Define:
- A vector bundle $E$ over a m-dimension base space $M$, $f: E\rightarrow M $
- A non-contractible loop $L$ in the base space $M$
- The vector bundle of the loop $L$ is $\gamma$ , $g: \gamma \rightarrow L$
Question:
- If the first Stiefel-Whitney class of the vector bundle bundle $\gamma$ is $w_1(\gamma)\neq0$, do we have $w_1(E)\neq0$?
The restriction of a vector bundle $\pi : E \to M$ to $L \subseteq M$ is $E|_L := \pi^{-1}(L)$.

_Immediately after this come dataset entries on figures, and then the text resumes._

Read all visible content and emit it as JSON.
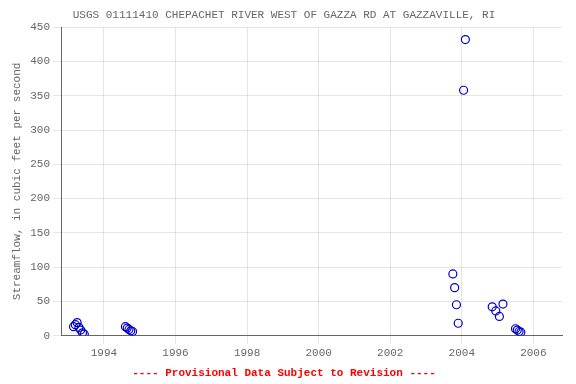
{
  "chart_data": {
    "type": "scatter",
    "title": "USGS 01111410 CHEPACHET RIVER WEST OF GAZZA RD AT GAZZAVILLE, RI",
    "ylabel": "Streamflow, in cubic feet per second",
    "annotations": [
      {
        "text": "---- Provisional Data Subject to Revision ----",
        "color": "red"
      }
    ],
    "x": [
      1993.15,
      1993.2,
      1993.25,
      1993.3,
      1993.35,
      1993.4,
      1993.45,
      1994.6,
      1994.65,
      1994.7,
      1994.75,
      1994.8,
      2003.75,
      2003.8,
      2003.85,
      2003.9,
      2004.05,
      2004.1,
      2004.85,
      2004.95,
      2005.05,
      2005.15,
      2005.5,
      2005.55,
      2005.6,
      2005.65
    ],
    "values": [
      13,
      16,
      19,
      12,
      8,
      4,
      2,
      13,
      11,
      9,
      7,
      6,
      90,
      70,
      45,
      18,
      358,
      432,
      42,
      36,
      28,
      46,
      10,
      8,
      6,
      5
    ],
    "color": "#0000CC",
    "marker": "circle",
    "xlim": [
      1992.8,
      2006.8
    ],
    "xticks": [
      1994,
      1996,
      1998,
      2000,
      2002,
      2004,
      2006
    ],
    "ylim": [
      0,
      450
    ],
    "yticks": [
      0,
      50,
      100,
      150,
      200,
      250,
      300,
      350,
      400,
      450
    ],
    "grid": true
  }
}
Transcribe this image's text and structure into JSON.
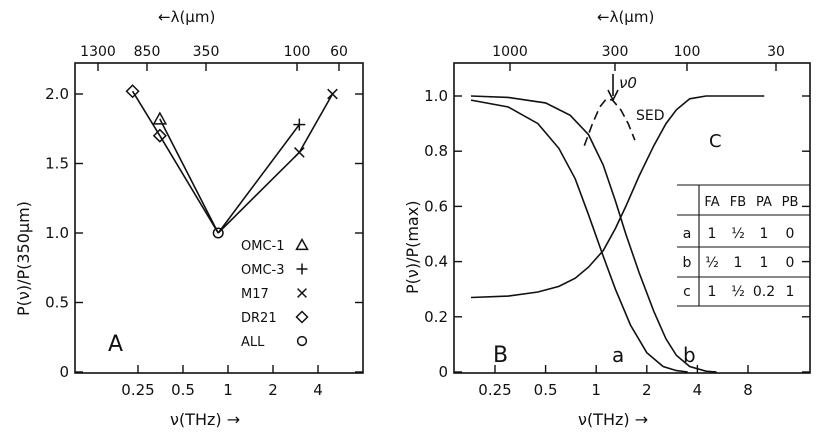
{
  "chart_data": [
    {
      "type": "scatter",
      "panel_label": "A",
      "top_axis_label": "←λ(μm)",
      "top_ticks": [
        "1300",
        "850",
        "350",
        "100",
        "60"
      ],
      "xlabel": "ν(THz) →",
      "ylabel": "P(ν)/P(350μm)",
      "xscale": "log",
      "xticks": [
        "0.25",
        "0.5",
        "1",
        "2",
        "4"
      ],
      "yticks": [
        "0",
        "0.5",
        "1.0",
        "1.5",
        "2.0"
      ],
      "ylim": [
        0,
        2.2
      ],
      "series": [
        {
          "name": "OMC-1",
          "marker": "triangle",
          "x": [
            0.35,
            0.86
          ],
          "y": [
            1.82,
            1.0
          ]
        },
        {
          "name": "OMC-3",
          "marker": "plus",
          "x": [
            0.86,
            3.0
          ],
          "y": [
            1.0,
            1.78
          ]
        },
        {
          "name": "M17",
          "marker": "cross",
          "x": [
            0.86,
            3.0,
            5.0
          ],
          "y": [
            1.0,
            1.58,
            2.0
          ]
        },
        {
          "name": "DR21",
          "marker": "diamond",
          "x": [
            0.23,
            0.35,
            0.86
          ],
          "y": [
            2.02,
            1.7,
            1.0
          ]
        },
        {
          "name": "ALL",
          "marker": "circle",
          "x": [
            0.86
          ],
          "y": [
            1.0
          ]
        }
      ]
    },
    {
      "type": "line",
      "panel_label": "B",
      "top_axis_label": "←λ(μm)",
      "top_ticks": [
        "1000",
        "300",
        "100",
        "30"
      ],
      "xlabel": "ν(THz) →",
      "ylabel": "P(ν)/P(max)",
      "xscale": "log",
      "xticks": [
        "0.25",
        "0.5",
        "1",
        "2",
        "4",
        "8"
      ],
      "yticks": [
        "0",
        "0.2",
        "0.4",
        "0.6",
        "0.8",
        "1.0"
      ],
      "ylim": [
        0,
        1.1
      ],
      "annotations": {
        "nu0": "ν0",
        "sed": "SED"
      },
      "series": [
        {
          "name": "a",
          "x": [
            0.18,
            0.3,
            0.45,
            0.6,
            0.75,
            0.9,
            1.1,
            1.3,
            1.6,
            2.0,
            2.5,
            3.0,
            3.5
          ],
          "y": [
            0.985,
            0.96,
            0.9,
            0.81,
            0.7,
            0.57,
            0.42,
            0.3,
            0.17,
            0.07,
            0.02,
            0.005,
            0.0
          ]
        },
        {
          "name": "b",
          "x": [
            0.18,
            0.3,
            0.5,
            0.7,
            0.9,
            1.1,
            1.3,
            1.5,
            1.8,
            2.2,
            2.6,
            3.0,
            3.6,
            4.5,
            5.2
          ],
          "y": [
            1.0,
            0.995,
            0.975,
            0.93,
            0.86,
            0.75,
            0.62,
            0.5,
            0.36,
            0.22,
            0.12,
            0.06,
            0.02,
            0.003,
            0.0
          ]
        },
        {
          "name": "C",
          "x": [
            0.18,
            0.3,
            0.45,
            0.6,
            0.75,
            0.9,
            1.1,
            1.3,
            1.5,
            1.8,
            2.2,
            2.6,
            3.0,
            3.6,
            4.5,
            5.2,
            6.0,
            10.0
          ],
          "y": [
            0.27,
            0.275,
            0.29,
            0.31,
            0.34,
            0.38,
            0.44,
            0.52,
            0.6,
            0.71,
            0.82,
            0.9,
            0.95,
            0.99,
            1.0,
            1.0,
            1.0,
            1.0
          ]
        },
        {
          "name": "SED",
          "style": "dashed",
          "x": [
            0.85,
            0.95,
            1.05,
            1.15,
            1.25,
            1.4,
            1.55,
            1.7
          ],
          "y": [
            0.82,
            0.9,
            0.96,
            0.99,
            0.985,
            0.95,
            0.9,
            0.84
          ]
        }
      ],
      "table": {
        "header": [
          "",
          "FA",
          "FB",
          "PA",
          "PB"
        ],
        "rows": [
          [
            "a",
            "1",
            "½",
            "1",
            "0"
          ],
          [
            "b",
            "½",
            "1",
            "1",
            "0"
          ],
          [
            "c",
            "1",
            "½",
            "0.2",
            "1"
          ]
        ]
      }
    }
  ]
}
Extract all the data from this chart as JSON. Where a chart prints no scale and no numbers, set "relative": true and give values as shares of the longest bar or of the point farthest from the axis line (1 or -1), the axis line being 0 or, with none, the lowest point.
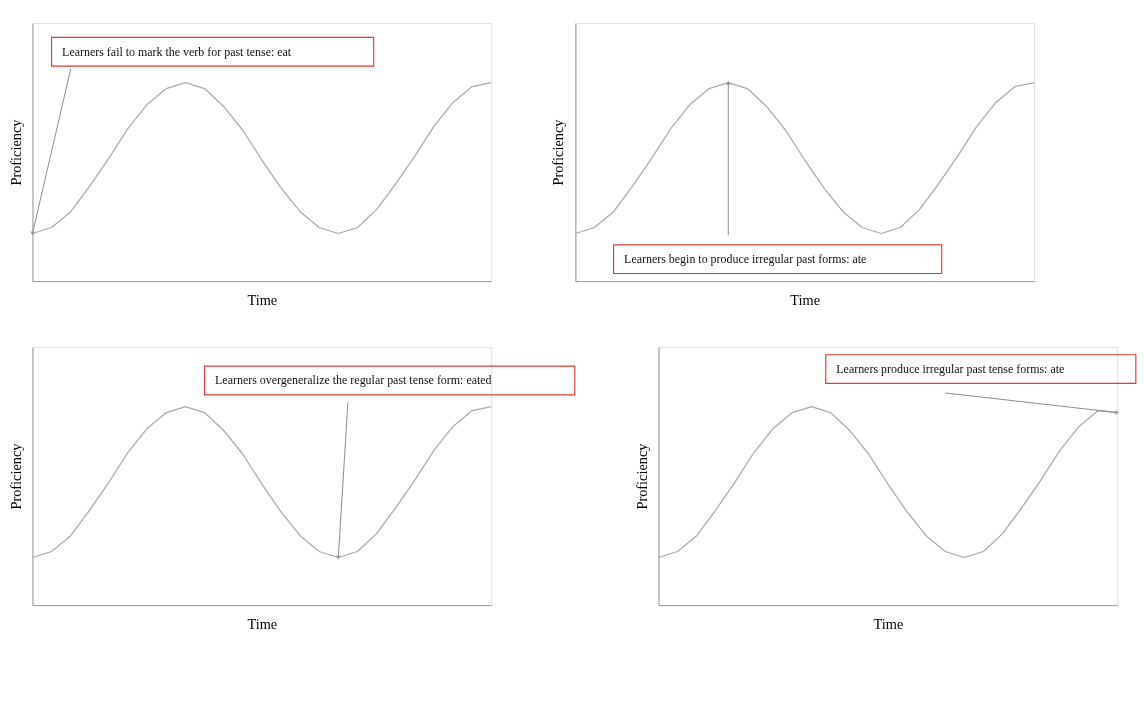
{
  "chart_data": [
    {
      "type": "line",
      "relative": true,
      "xlabel": "Time",
      "ylabel": "Proficiency",
      "grid": false,
      "legend": false,
      "tick_labels": false,
      "categories": [
        null,
        null,
        null,
        null,
        null,
        null,
        null,
        null,
        null,
        null,
        null,
        null,
        null,
        null,
        null,
        null,
        null,
        null,
        null,
        null,
        null,
        null,
        null,
        null,
        null
      ],
      "series": [
        {
          "color": "#aaaaaa",
          "values": [
            0.24,
            0.27,
            0.35,
            0.48,
            0.62,
            0.77,
            0.89,
            0.97,
            1.0,
            0.97,
            0.88,
            0.76,
            0.61,
            0.47,
            0.35,
            0.27,
            0.24,
            0.27,
            0.36,
            0.49,
            0.63,
            0.78,
            0.9,
            0.98,
            1.0
          ]
        }
      ],
      "annotations": [
        "Learners fail to mark the verb for past tense: eat"
      ]
    },
    {
      "type": "line",
      "relative": true,
      "xlabel": "Time",
      "ylabel": "Proficiency",
      "grid": false,
      "legend": false,
      "tick_labels": false,
      "categories": [
        null,
        null,
        null,
        null,
        null,
        null,
        null,
        null,
        null,
        null,
        null,
        null,
        null,
        null,
        null,
        null,
        null,
        null,
        null,
        null,
        null,
        null,
        null,
        null,
        null
      ],
      "series": [
        {
          "color": "#aaaaaa",
          "values": [
            0.24,
            0.27,
            0.35,
            0.48,
            0.62,
            0.77,
            0.89,
            0.97,
            1.0,
            0.97,
            0.88,
            0.76,
            0.61,
            0.47,
            0.35,
            0.27,
            0.24,
            0.27,
            0.36,
            0.49,
            0.63,
            0.78,
            0.9,
            0.98,
            1.0
          ]
        }
      ],
      "annotations": [
        "Learners begin to produce irregular past forms: ate"
      ]
    },
    {
      "type": "line",
      "relative": true,
      "xlabel": "Time",
      "ylabel": "Proficiency",
      "grid": false,
      "legend": false,
      "tick_labels": false,
      "categories": [
        null,
        null,
        null,
        null,
        null,
        null,
        null,
        null,
        null,
        null,
        null,
        null,
        null,
        null,
        null,
        null,
        null,
        null,
        null,
        null,
        null,
        null,
        null,
        null,
        null
      ],
      "series": [
        {
          "color": "#aaaaaa",
          "values": [
            0.24,
            0.27,
            0.35,
            0.48,
            0.62,
            0.77,
            0.89,
            0.97,
            1.0,
            0.97,
            0.88,
            0.76,
            0.61,
            0.47,
            0.35,
            0.27,
            0.24,
            0.27,
            0.36,
            0.49,
            0.63,
            0.78,
            0.9,
            0.98,
            1.0
          ]
        }
      ],
      "annotations": [
        "Learners overgeneralize the regular past tense form: eated"
      ]
    },
    {
      "type": "line",
      "relative": true,
      "xlabel": "Time",
      "ylabel": "Proficiency",
      "grid": false,
      "legend": false,
      "tick_labels": false,
      "categories": [
        null,
        null,
        null,
        null,
        null,
        null,
        null,
        null,
        null,
        null,
        null,
        null,
        null,
        null,
        null,
        null,
        null,
        null,
        null,
        null,
        null,
        null,
        null,
        null,
        null
      ],
      "series": [
        {
          "color": "#aaaaaa",
          "values": [
            0.24,
            0.27,
            0.35,
            0.48,
            0.62,
            0.77,
            0.89,
            0.97,
            1.0,
            0.97,
            0.88,
            0.76,
            0.61,
            0.47,
            0.35,
            0.27,
            0.24,
            0.27,
            0.36,
            0.49,
            0.63,
            0.78,
            0.9,
            0.98,
            0.97
          ]
        }
      ],
      "annotations": [
        "Learners produce irregular past tense forms: ate"
      ]
    }
  ]
}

If $i : L \to M$ denotes the inclusion map, then $E|_L \cong i^*E$. To see this, note that the total space of the pullback bundle is given by $i^*E = \{(\ell, e) \in L\times E \mid i(\ell) = \pi(e)\}$, see here. An isomorphism $i^*E \to E|_L$ is given by $(\ell, e) \mapsto e$ with inverse given by $e \mapsto (\pi(e), e)$. With this in mind, we have
$$w_1(E|_L) = w_1(i^*E) = i^*w_1(E).$$
So if $w_1(E) = 0$, then $w_1(E|_L) = i^*w_1(E) = i^*0 = 0$. Therefore, if $w_1(E|_L) \neq 0$, then $w_1(E) \neq 0$.